L'agence alimentaire de l'ONU a lancé un appel désespéré pour obtenir des fonds, avertissant que la faim aide désormais activement Ebola à se propager en République démocratique du Congo, où le nombre de cas a officiellement dépassé les 3 200.

« Ebola se nourrit des retards, de la peur et de la faim », a déclaré Carl Skau, directeur exécutif par intérim du Programme alimentaire mondial (PAM), dans ce qui ressemble à un slogan de film d'horreur. « Pour stopper cette épidémie, il faut que tout le monde mette la main à la pâte et que les communautés soient au centre. »

L'épidémie, déclarée le 15 mai dans l'est de la RDC, est la plus rapide jamais enregistrée. Le coupable est le virus Bundibugyo, une souche d'Ebola à part entière qui provoque des saignements sévères et tue environ 40 % des personnes infectées.

Le PAM insiste désormais sur le fait que l'aide alimentaire n'est pas seulement un plus, mais un élément essentiel de l'endiguement. « L'aide alimentaire aide les familles à rester chez elles, soutient l'isolement sécurisé, renforce la confiance avec les communautés et permet aux équipes de santé de se déplacer », a déclaré Skau. « Nous savons ce qui fonctionne. Ce dont nous avons besoin maintenant, c'est de la rapidité et des ressources pour passer à l'échelle avant que cette épidémie ne dépasse la riposte. »

En d'autres termes, les gens affamés se déplacent davantage, ce qui est exactement ce qu'il ne faut pas pendant une épidémie d'Ebola. L'aide alimentaire réduit les déplacements, soutient l'isolement et diminue le risque que les gens aient recours à des mesures désespérées qui pourraient impliquer, par exemple, la consommation de viande de brousse.

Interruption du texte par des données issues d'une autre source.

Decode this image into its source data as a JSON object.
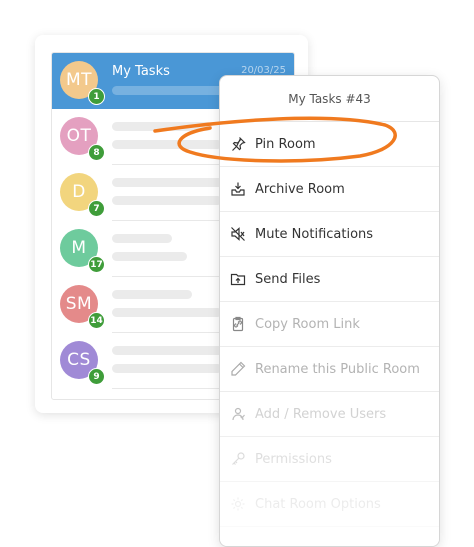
{
  "rooms": [
    {
      "initials": "MT",
      "name": "My Tasks",
      "date": "20/03/25",
      "unread": "1",
      "color": "#f3c98c",
      "selected": true
    },
    {
      "initials": "OT",
      "unread": "8",
      "color": "#e4a0c0"
    },
    {
      "initials": "D",
      "unread": "7",
      "color": "#f2d57e"
    },
    {
      "initials": "M",
      "unread": "17",
      "color": "#6ecb9d"
    },
    {
      "initials": "SM",
      "unread": "14",
      "color": "#e48a8a"
    },
    {
      "initials": "CS",
      "unread": "9",
      "color": "#a08ad6"
    }
  ],
  "context_menu": {
    "title": "My Tasks #43",
    "items": [
      {
        "label": "Pin Room",
        "icon": "pin-icon"
      },
      {
        "label": "Archive Room",
        "icon": "archive-icon"
      },
      {
        "label": "Mute Notifications",
        "icon": "mute-icon"
      },
      {
        "label": "Send Files",
        "icon": "folder-icon"
      },
      {
        "label": "Copy Room Link",
        "icon": "copy-link-icon"
      },
      {
        "label": "Rename this Public Room",
        "icon": "pencil-icon"
      },
      {
        "label": "Add / Remove Users",
        "icon": "users-icon"
      },
      {
        "label": "Permissions",
        "icon": "key-icon"
      },
      {
        "label": "Chat Room Options",
        "icon": "gear-icon"
      }
    ]
  },
  "colors": {
    "accent": "#4a97d6",
    "highlight": "#f07a1f",
    "badge": "#3f9d3a"
  }
}
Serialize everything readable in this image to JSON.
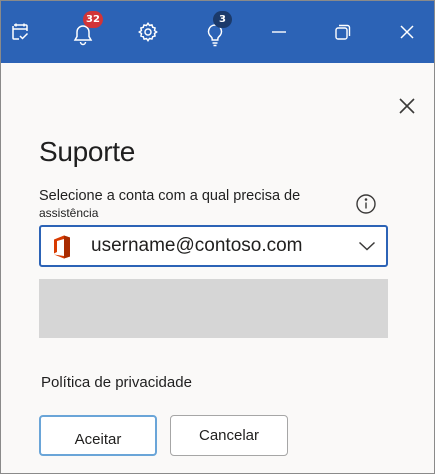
{
  "titlebar": {
    "color": "#2c63b6",
    "buttons": [
      {
        "icon": "calendar-check-icon"
      },
      {
        "icon": "bell-icon",
        "badge": "32",
        "badge_color": "#d13438"
      },
      {
        "icon": "gear-icon"
      },
      {
        "icon": "lightbulb-icon",
        "badge": "3",
        "badge_color": "#1b3a6b"
      },
      {
        "icon": "minimize-icon"
      },
      {
        "icon": "restore-icon"
      },
      {
        "icon": "close-icon"
      }
    ]
  },
  "pane": {
    "title": "Suporte",
    "prompt_line1": "Selecione a conta com a qual precisa de",
    "prompt_line2": "assistência",
    "account": {
      "value": "username@contoso.com",
      "icon": "office-logo-icon"
    },
    "privacy_link": "Política de privacidade",
    "accept_label": "Aceitar",
    "cancel_label": "Cancelar"
  }
}
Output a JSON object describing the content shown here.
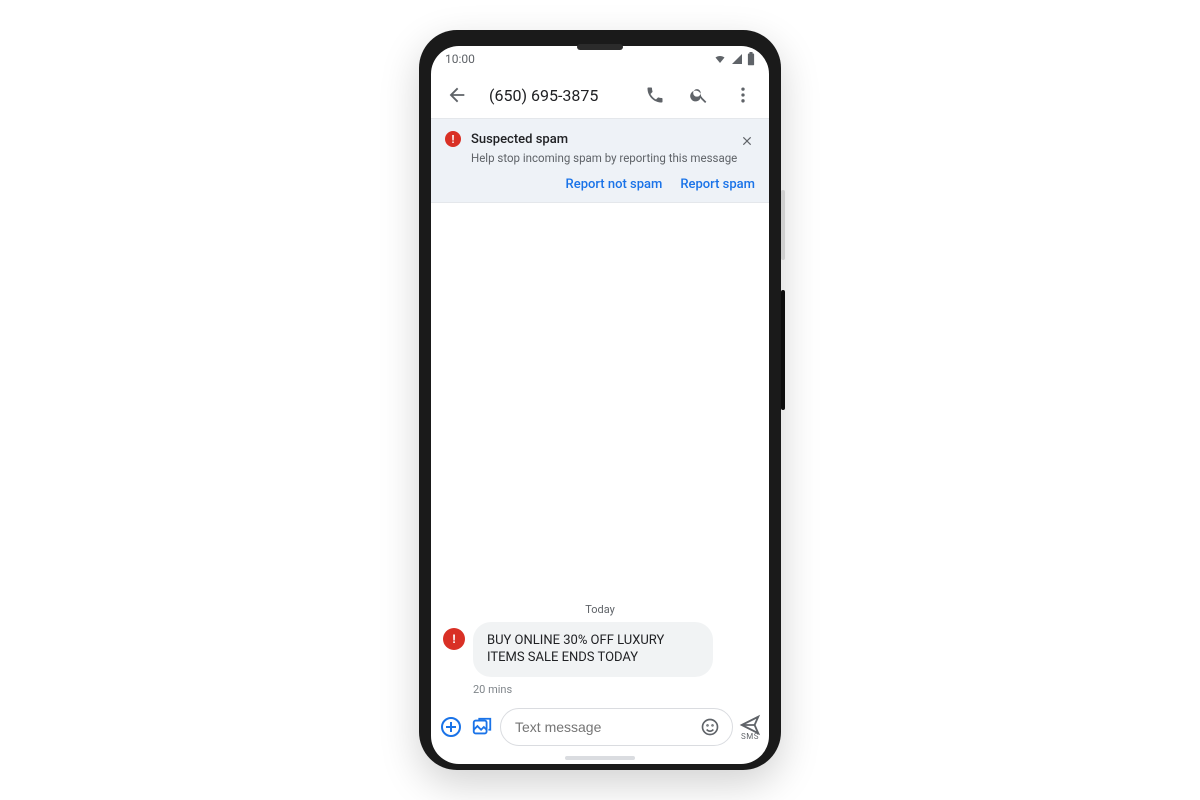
{
  "status_bar": {
    "time": "10:00"
  },
  "app_bar": {
    "phone_number": "(650) 695-3875"
  },
  "spam_banner": {
    "title": "Suspected spam",
    "subtitle": "Help stop incoming spam by reporting this message",
    "action_not_spam": "Report not spam",
    "action_spam": "Report spam"
  },
  "conversation": {
    "date_label": "Today",
    "message_text": "BUY ONLINE 30% OFF LUXURY ITEMS SALE ENDS TODAY",
    "message_time": "20 mins"
  },
  "composer": {
    "placeholder": "Text message",
    "send_mode": "SMS"
  }
}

L'ONU coordonne avec l'OMS et l'UNICEF pour aider les autorités à riposter, mais les principaux défis sont la rapidité et les ressources. Chaque retard donne plus de place à Ebola pour se propager, tandis que les lacunes dans la logistique, l'aide alimentaire et le soutien communautaire affaiblissent l'endiguement. L'insécurité, les contraintes d'accès et les troubles communautaires dans les zones nouvellement touchées n'aident pas non plus.

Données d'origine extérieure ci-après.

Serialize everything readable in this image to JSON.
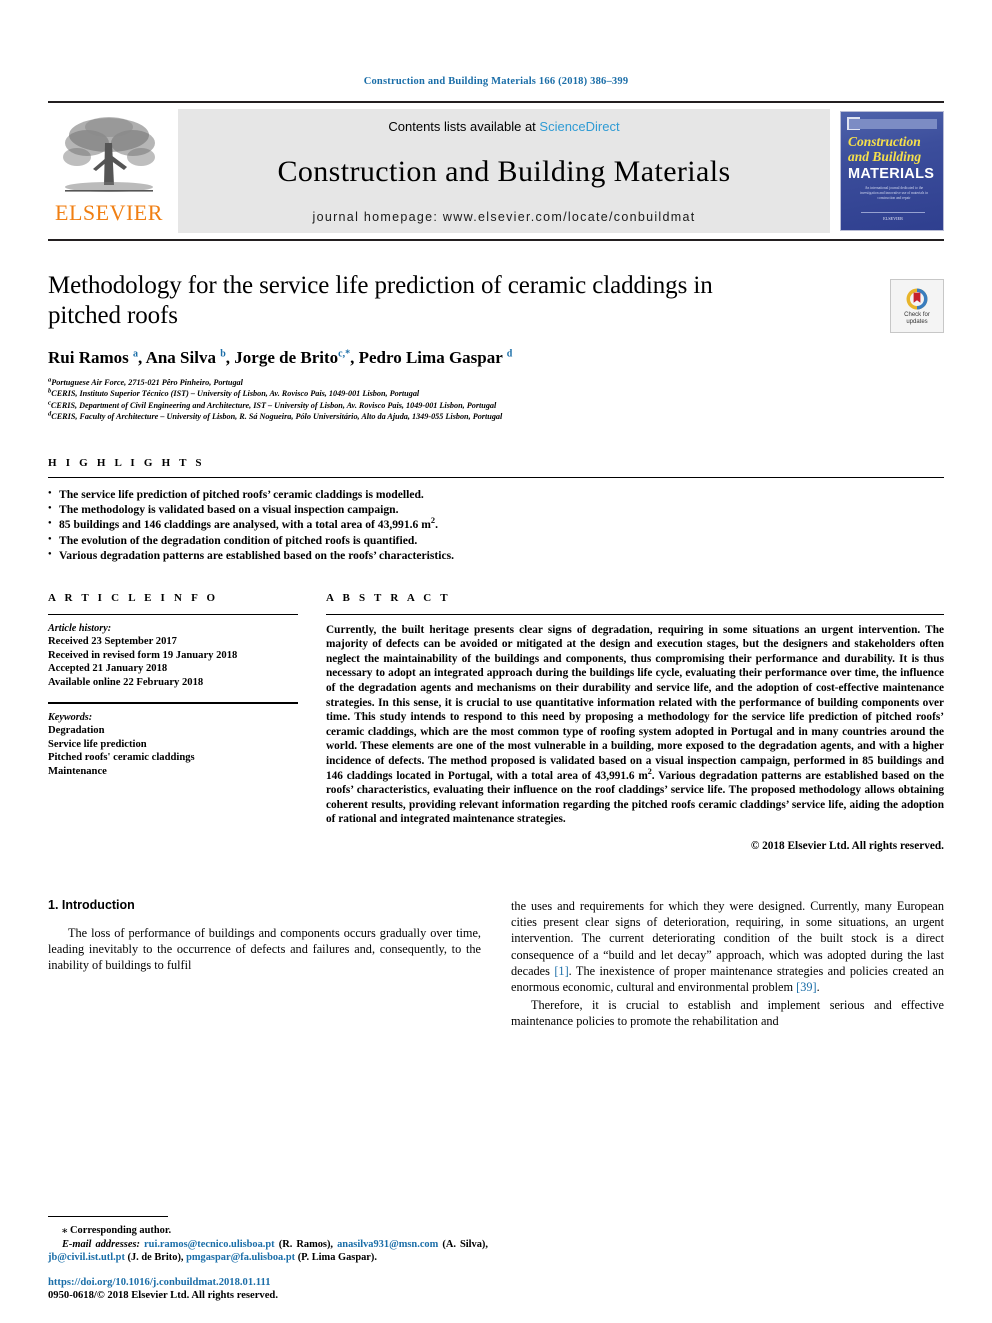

Pour maintenir les opérations pendant les six prochains mois, le PAM a besoin de 293,6 millions de dollars. Cela couvre la logistique d'urgence et l'aide alimentaire dans l'Ituri et d'autres zones touchées. Rendez-vous au point de presse quotidien de midi au siège de l'ONU, où Skau du PAM et le coordonnateur principal de l'ONU pour Ebola, Julien Harneis, répondront aux questions par vidéoconférence depuis Bunia, en RDC, probablement tout en esquivant les personnes affamées et les particules virales.